For most credit unions, the concept of using data analytics to better meet members’ needs is not an unwelcome innovation. With a reputation for hands-on service, it should be no surprise that the majority of credit unions have strategically committed to using digital services and data analytics to:
- Serve members
- Acquire new members
- Increase sales of products and services
- Make credit decisions
Many are also prioritizing and committing new resources to credit union data analytics, decisioning and improving operations. To compete on a level playing field, they’ll also need to concentrate on marketing strategies which support growth, income creation, and lowering expenses.
Real Results from Data Investment
Figuring out the types and quantity of data which should be collected and analyzed is a complex process. Credit unions have historically been focused on servicing their members, so data has traditionally been limited to account-level information. But if the goal is to gain market share, increase income/capital, and enhance their brands, a different approach is required.
Here are three ways the fastest growing institutions, like Illinois-based Baxter Credit Union, are using data analytics to improve their marketing, sales, and service results.
- Every offer is a targeted one. Whether someone is looking for a home, car loan, or reviewing retirement options, that data is captured and used to send them the right response – on the right device to offer them solutions, including pre-approvals. This leads to improved response rates.
- Performance data is used for member insight.

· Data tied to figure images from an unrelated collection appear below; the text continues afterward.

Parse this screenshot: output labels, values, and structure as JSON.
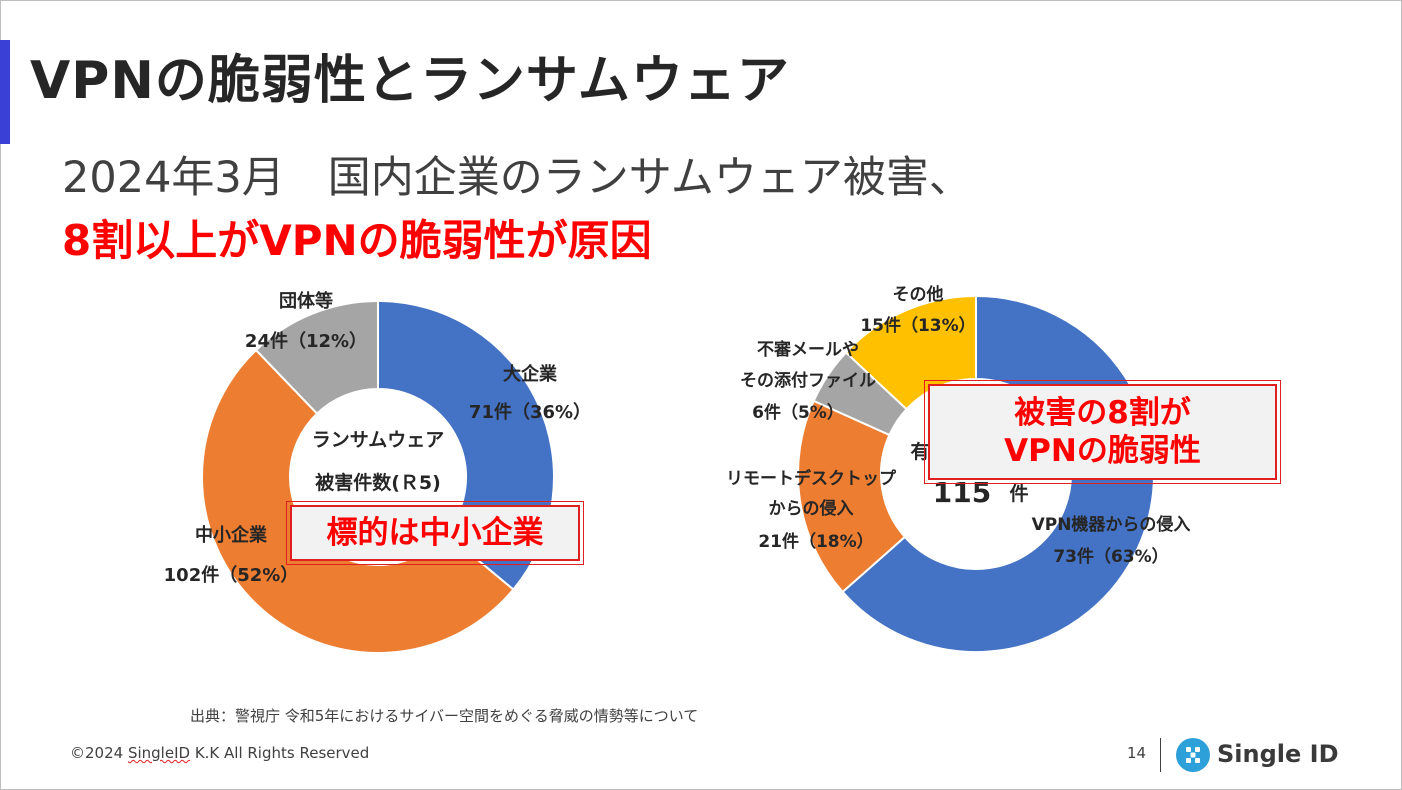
{
  "slide": {
    "title": "VPNの脆弱性とランサムウェア",
    "subtitle_line1": "2024年3月　国内企業のランサムウェア被害、",
    "subtitle_line2": "8割以上がVPNの脆弱性が原因",
    "callout_left": "標的は中小企業",
    "callout_right_line1": "被害の8割が",
    "callout_right_line2": "VPNの脆弱性",
    "source": "出典：警視庁 令和5年におけるサイバー空間をめぐる脅威の情勢等について",
    "copyright_prefix": "©2024 ",
    "copyright_brand": "SingleID",
    "copyright_suffix": " K.K All Rights Reserved",
    "page_number": "14",
    "logo_text": "Single ID",
    "logo_icon": "single-id-logo-icon",
    "accent_color": "#3a3fd6",
    "highlight_color": "#ff0000"
  },
  "chart_data": [
    {
      "type": "pie",
      "donut": true,
      "center_label_line1": "ランサムウェア",
      "center_label_line2": "被害件数(Ｒ5)",
      "slices": [
        {
          "label": "大企業",
          "value": 71,
          "value_label": "71件（36%）",
          "color": "#4472c4"
        },
        {
          "label": "中小企業",
          "value": 102,
          "value_label": "102件（52%）",
          "color": "#ed7d31"
        },
        {
          "label": "団体等",
          "value": 24,
          "value_label": "24件（12%）",
          "color": "#a5a5a5"
        }
      ]
    },
    {
      "type": "pie",
      "donut": true,
      "center_label_line1": "有",
      "center_label_total": "115",
      "center_label_unit": "件",
      "slices": [
        {
          "label": "VPN機器からの侵入",
          "value": 73,
          "value_label": "73件（63%）",
          "color": "#4472c4"
        },
        {
          "label": "リモートデスクトップからの侵入",
          "label_line1": "リモートデスクトップ",
          "label_line2": "からの侵入",
          "value": 21,
          "value_label": "21件（18%）",
          "color": "#ed7d31"
        },
        {
          "label": "不審メールやその添付ファイル",
          "label_line1": "不審メールや",
          "label_line2": "その添付ファイル",
          "value": 6,
          "value_label": "6件（5%）",
          "color": "#a5a5a5"
        },
        {
          "label": "その他",
          "value": 15,
          "value_label": "15件（13%）",
          "color": "#ffc000"
        }
      ]
    }
  ]
}
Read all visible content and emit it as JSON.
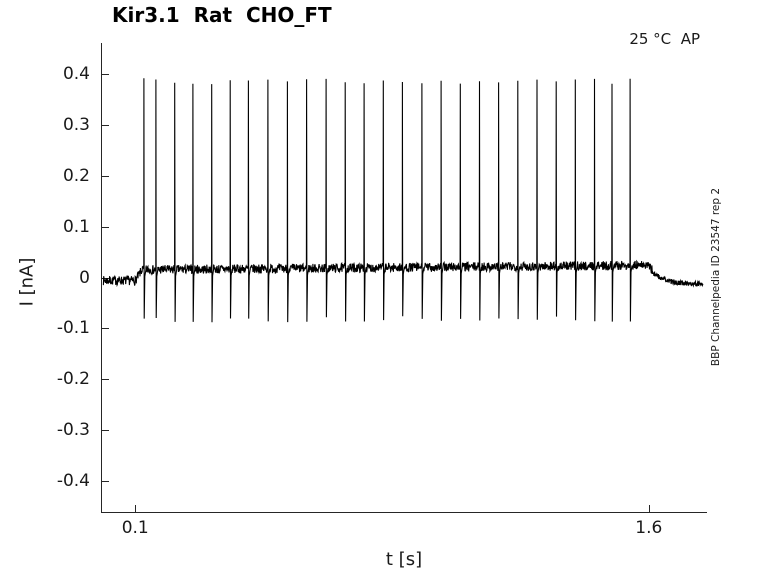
{
  "chart_data": {
    "type": "line",
    "title": "Kir3.1  Rat  CHO_FT",
    "xlabel": "t [s]",
    "ylabel": "I [nA]",
    "annotations": {
      "top_right": "25 °C  AP",
      "right_rotated": "BBP Channelpedia ID 23547 rep 2"
    },
    "xlim": [
      0,
      1.77
    ],
    "ylim": [
      -0.46,
      0.46
    ],
    "xticks": {
      "values": [
        0.1,
        1.6
      ],
      "labels": [
        "0.1",
        "1.6"
      ]
    },
    "yticks": {
      "values": [
        0.4,
        0.3,
        0.2,
        0.1,
        0,
        -0.1,
        -0.2,
        -0.3,
        -0.4
      ],
      "labels": [
        "0.4",
        "0.3",
        "0.2",
        "0.1",
        "0",
        "-0.1",
        "-0.2",
        "-0.3",
        "-0.4"
      ]
    },
    "grid": false,
    "legend": "none",
    "colors": {
      "trace": "#000000",
      "axis": "#262626",
      "text": "#000000",
      "background": "#ffffff"
    },
    "trace": {
      "description": "Noisy current trace at ~0 nA baseline; stimulation from 0.1 s to 1.6 s elevates baseline to ~0.02 nA and evokes 27 regularly spaced spikes (~0.385 nA peak, ~-0.08 nA undershoot); trace relaxes to ~-0.01 nA after stimulus end.",
      "t_start": 0.006,
      "t_end": 1.758,
      "stim_start": 0.1,
      "stim_end": 1.6,
      "baseline_pre_nA": -0.006,
      "baseline_stim_start_nA": 0.015,
      "baseline_stim_end_nA": 0.024,
      "baseline_post_nA": -0.012,
      "noise_amp_nA": 0.009,
      "noise_amp_post_nA": 0.005,
      "spike_peak_nA": 0.385,
      "spike_trough_nA": -0.082,
      "spike_count": 27,
      "spike_times_s": [
        0.125,
        0.16,
        0.215,
        0.268,
        0.323,
        0.377,
        0.43,
        0.487,
        0.544,
        0.6,
        0.657,
        0.713,
        0.768,
        0.824,
        0.88,
        0.937,
        0.993,
        1.049,
        1.105,
        1.161,
        1.217,
        1.273,
        1.329,
        1.385,
        1.441,
        1.492,
        1.545
      ]
    }
  }
}
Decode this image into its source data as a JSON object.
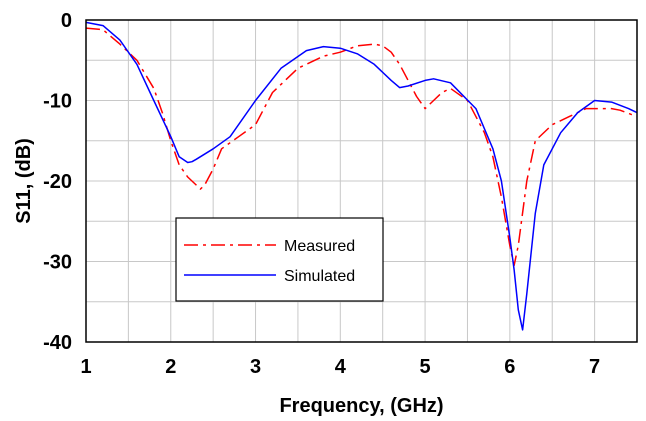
{
  "chart_data": {
    "type": "line",
    "xlabel": "Frequency,  (GHz)",
    "ylabel": "S11,  (dB)",
    "xlim": [
      1,
      7.5
    ],
    "ylim": [
      -40,
      0
    ],
    "xticks": [
      1,
      2,
      3,
      4,
      5,
      6,
      7
    ],
    "yticks": [
      0,
      -10,
      -20,
      -30,
      -40
    ],
    "xtick_labels": [
      "1",
      "2",
      "3",
      "4",
      "5",
      "6",
      "7"
    ],
    "ytick_labels": [
      "0",
      "-10",
      "-20",
      "-30",
      "-40"
    ],
    "grid": true,
    "legend_position": "lower-left",
    "series": [
      {
        "name": "Measured",
        "color": "#ff0000",
        "dash": "dash-dot",
        "x": [
          1.0,
          1.2,
          1.4,
          1.6,
          1.8,
          1.9,
          2.0,
          2.1,
          2.2,
          2.3,
          2.35,
          2.4,
          2.5,
          2.6,
          2.8,
          3.0,
          3.2,
          3.5,
          3.8,
          4.0,
          4.2,
          4.4,
          4.5,
          4.6,
          4.7,
          4.8,
          4.9,
          5.0,
          5.1,
          5.2,
          5.3,
          5.5,
          5.7,
          5.8,
          5.9,
          6.0,
          6.05,
          6.1,
          6.2,
          6.3,
          6.5,
          6.7,
          6.9,
          7.0,
          7.2,
          7.3,
          7.5
        ],
        "y": [
          -1,
          -1.2,
          -3,
          -5,
          -8.5,
          -11.5,
          -15,
          -18,
          -19.5,
          -20.5,
          -21,
          -20.5,
          -18.5,
          -16,
          -14.5,
          -13,
          -9,
          -6,
          -4.5,
          -4,
          -3.2,
          -3,
          -3.2,
          -4,
          -5.5,
          -7.5,
          -9.5,
          -11,
          -10,
          -9,
          -8.5,
          -10,
          -14,
          -17,
          -22,
          -28,
          -30.5,
          -28,
          -20,
          -15,
          -13,
          -12,
          -11,
          -11,
          -11,
          -11.2,
          -12
        ]
      },
      {
        "name": "Simulated",
        "color": "#0000ff",
        "dash": "solid",
        "x": [
          1.0,
          1.2,
          1.4,
          1.6,
          1.8,
          2.0,
          2.1,
          2.2,
          2.25,
          2.3,
          2.5,
          2.7,
          3.0,
          3.3,
          3.6,
          3.8,
          4.0,
          4.2,
          4.4,
          4.6,
          4.7,
          4.8,
          5.0,
          5.1,
          5.3,
          5.6,
          5.8,
          5.9,
          6.0,
          6.05,
          6.1,
          6.15,
          6.2,
          6.3,
          6.4,
          6.6,
          6.8,
          7.0,
          7.2,
          7.4,
          7.5
        ],
        "y": [
          -0.3,
          -0.7,
          -2.5,
          -5.5,
          -10,
          -14.5,
          -17,
          -17.7,
          -17.6,
          -17.3,
          -16,
          -14.5,
          -10,
          -6,
          -3.8,
          -3.3,
          -3.5,
          -4.2,
          -5.5,
          -7.5,
          -8.4,
          -8.2,
          -7.5,
          -7.3,
          -7.8,
          -11,
          -16,
          -20,
          -27,
          -31,
          -36,
          -38.5,
          -34,
          -24,
          -18,
          -14,
          -11.5,
          -10,
          -10.2,
          -11,
          -11.5
        ]
      }
    ]
  }
}
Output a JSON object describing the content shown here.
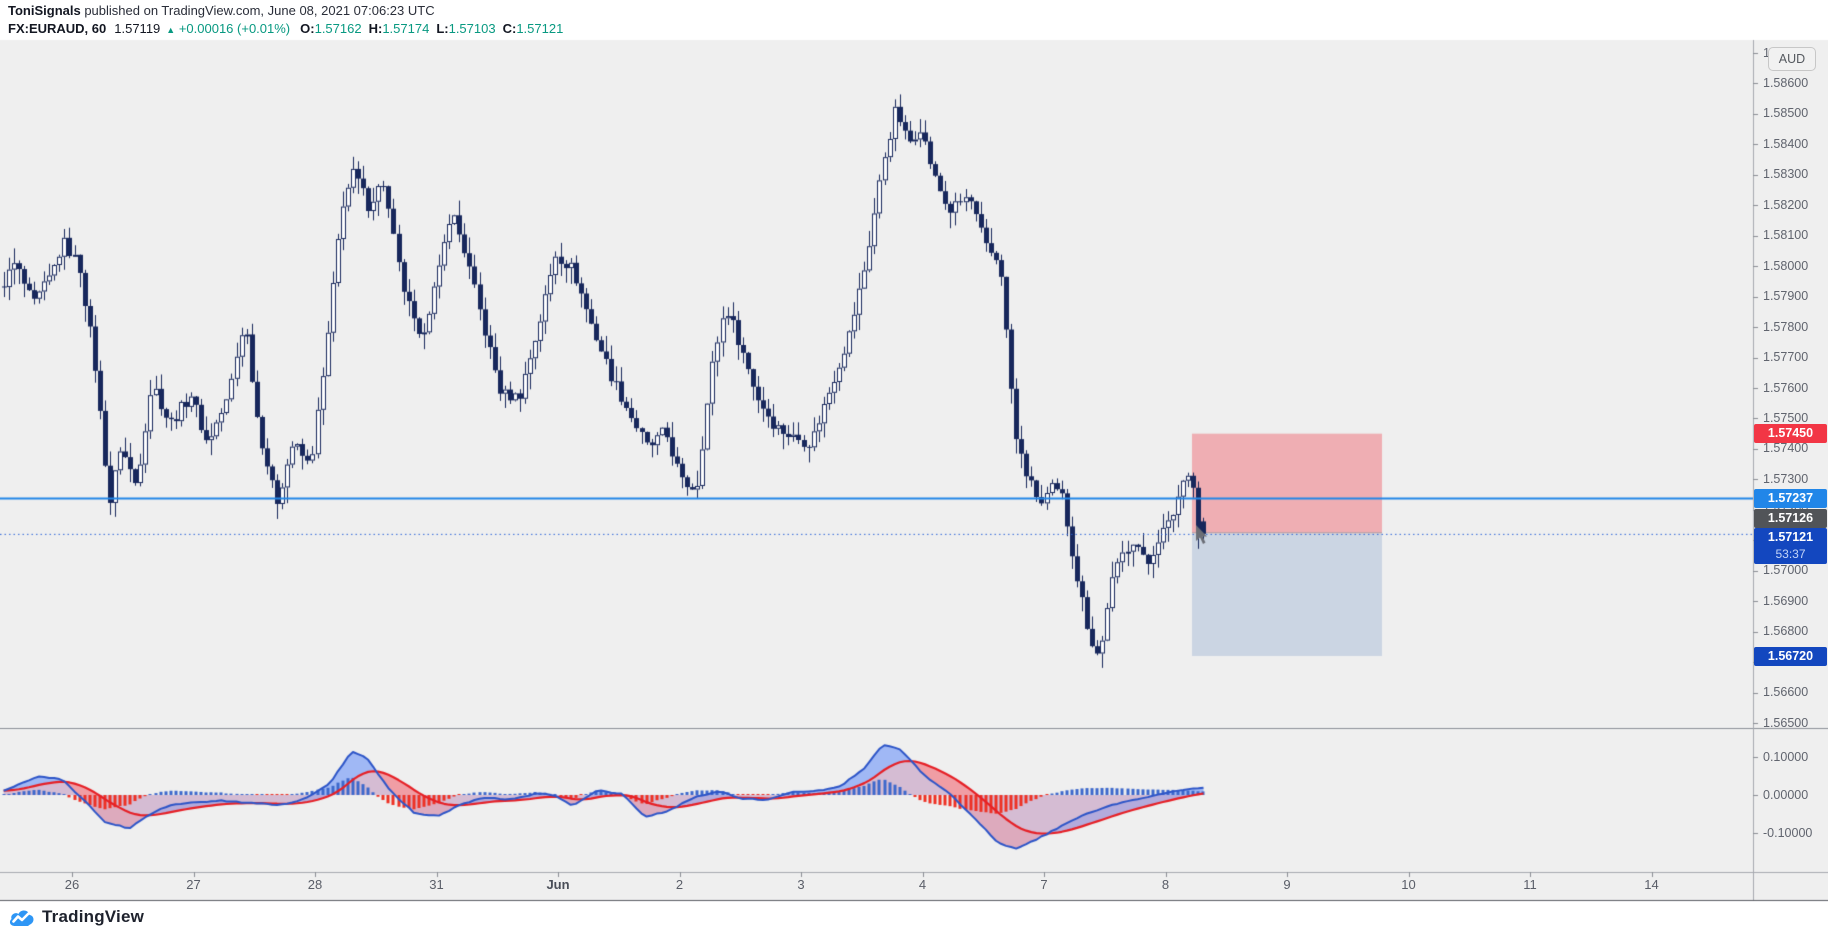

Analyzing their own and third-party data, credit unions are learning how to increase their performance rates by looking at issues on everything from risk to delinquencies. From the member side, they’re looking to data to show them where there are service interruptions or service performance needs. Does their social media analysis provide insight into what members don’t like about their digital experience? How do they rate their online interactions?
- A member’s positive experience still ranks #1. Whether it’s over customer wait times or increased security, one in five customers who switch financial institutions do so because of a bad service experience. Data analytics-driven credit unions are better equipped for retaining members through positive online and in-person interactions. For example, they survey their members for feedback and use that data to improve the overall member experience.
What all high-performance credit unions deeply understand is that data analytics is a dual-purpose endeavor used for servicing members needs and improving their organization’s results. Put another way: they know that credit union data analytics is the path to a hyper-personal banking relationship and the way to improve their marketing efforts and sales operations.
So, Where to From Here?
Many credit unions are making increased investments in tools, data models, and the skills needed to create a better use of data. These investments bode well for improved growth and customer service. Those who aren’t using data analytics may point to hurdles like a shortage of in-house expertise, lack of financial resources, or the inability to obtain valuable analytical insights, but these arguments will not prepare them for future (or, for that matter, present) competitiveness.
All credit unions must embrace today’s data-driven concepts and strategies if they hope to effectively compete in an ever-evolving financial world. Their growth and heightened member experience are dependent on it.